Das Amt benötigt keine speziellen Qualifikationen. Zwingend ist aber, dass das Mitglied der Kirchgemeinde angehört und an den Geschehnissen in der Kirchgemeinde interessiert ist. Die Mitarbeitenden sollen hauptsächlich an Sitzungen teilnehmen und bei Entscheidungen mitreden. «Ausserdem sollten sie bereit dazu sein, bei Kirchenanlässen mitzuhelfen», sagt Rommel. Die Anwesenheit an den Sitzungen werde entschädigt. «Wir suchen eigentlich immer engagierte Leute», sagt die Präsidentin. Die Mitglieder wechselten vor allem aus Altersgründen.

Das Interesse für solche Ämter ist gering

«Die Suche nach Mitgliedern erweist sich für unsere Kirchgemeinde als sehr schwierig», sagt die Präsidentin. Das Interesse an einem Amt halte sich in Grenzen. «Es hat sich bis jetzt erst ein Interessent bei uns gemeldet. Er war jedoch Katholik und ist deswegen für das Amt leider ungeeignet», sagt Präsidentin Karin Rommel. Falls bis zur Kirchbürgerversammlung im April keine Mitglieder gefunden werden, werde der Vorstand vorderhand mit den verbleibenden drei Mitgliedern Karin Rommel, Marion Züst und Bubu Corozza weitergeführt.

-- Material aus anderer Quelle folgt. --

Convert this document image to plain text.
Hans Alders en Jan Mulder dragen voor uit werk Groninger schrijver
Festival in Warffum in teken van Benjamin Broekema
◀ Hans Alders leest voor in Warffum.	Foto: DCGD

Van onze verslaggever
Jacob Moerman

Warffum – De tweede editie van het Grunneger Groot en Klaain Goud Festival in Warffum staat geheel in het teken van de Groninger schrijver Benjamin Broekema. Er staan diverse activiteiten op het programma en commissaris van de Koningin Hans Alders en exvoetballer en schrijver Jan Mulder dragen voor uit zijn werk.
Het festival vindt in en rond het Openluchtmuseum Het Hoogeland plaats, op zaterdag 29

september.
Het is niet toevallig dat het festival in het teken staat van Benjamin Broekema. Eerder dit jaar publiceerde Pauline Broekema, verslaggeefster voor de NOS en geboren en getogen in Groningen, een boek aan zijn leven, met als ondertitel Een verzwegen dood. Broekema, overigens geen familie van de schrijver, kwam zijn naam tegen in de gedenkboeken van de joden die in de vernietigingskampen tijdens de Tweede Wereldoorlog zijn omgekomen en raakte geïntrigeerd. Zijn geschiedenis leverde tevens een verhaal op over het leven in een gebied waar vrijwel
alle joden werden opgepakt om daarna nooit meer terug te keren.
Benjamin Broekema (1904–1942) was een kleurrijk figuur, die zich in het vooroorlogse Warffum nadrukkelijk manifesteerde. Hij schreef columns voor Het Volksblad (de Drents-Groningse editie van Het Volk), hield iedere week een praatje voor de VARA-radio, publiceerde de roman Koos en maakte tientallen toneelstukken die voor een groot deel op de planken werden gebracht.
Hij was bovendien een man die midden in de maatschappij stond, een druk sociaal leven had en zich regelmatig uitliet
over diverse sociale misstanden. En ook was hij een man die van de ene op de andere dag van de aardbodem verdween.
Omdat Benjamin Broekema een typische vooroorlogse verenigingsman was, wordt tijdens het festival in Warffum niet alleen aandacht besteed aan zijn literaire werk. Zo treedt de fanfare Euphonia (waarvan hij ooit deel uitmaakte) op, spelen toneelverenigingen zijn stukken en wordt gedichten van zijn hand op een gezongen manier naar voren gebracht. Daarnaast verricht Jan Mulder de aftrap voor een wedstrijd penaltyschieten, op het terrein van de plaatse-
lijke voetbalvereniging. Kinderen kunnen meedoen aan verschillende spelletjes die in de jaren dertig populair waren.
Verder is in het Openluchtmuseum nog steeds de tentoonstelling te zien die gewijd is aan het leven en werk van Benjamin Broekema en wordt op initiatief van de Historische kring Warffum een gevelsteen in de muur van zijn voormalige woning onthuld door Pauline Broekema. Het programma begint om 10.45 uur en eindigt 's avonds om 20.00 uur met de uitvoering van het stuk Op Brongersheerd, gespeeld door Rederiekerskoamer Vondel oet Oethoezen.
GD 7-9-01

Dies sei vom Aufwand her eigentlich auch machbar, sagt Rommel. Auf längere Zeit sei es jedoch problematisch, da die Landeskirche den Kirchgemeinden eine Vorsteherschaft mit fünf Mitgliedern vorschreibe. «Dann müssten wir die Suche nach Mitgliedern wohl intensivieren.»

Nicht nur in Grub-Eggeriet gibt es dieses Problem

In der Zukunft ist jedoch ein Hoffnungsschimmer in Sicht. Ein Thema, das diskutiert wird, ist die Zusammenschliessung der Kirchgemeinden im Appenzeller Vorderland. Dies soll vor allem die Vorsteherschaften der Kirchgemeinden entlasten. Wann und ob die Fusion der Kirchgemeinden im Appenzeller Vorderland tatsächlich stattfinden wird, sei jedoch noch ungewiss, sagt Rommel.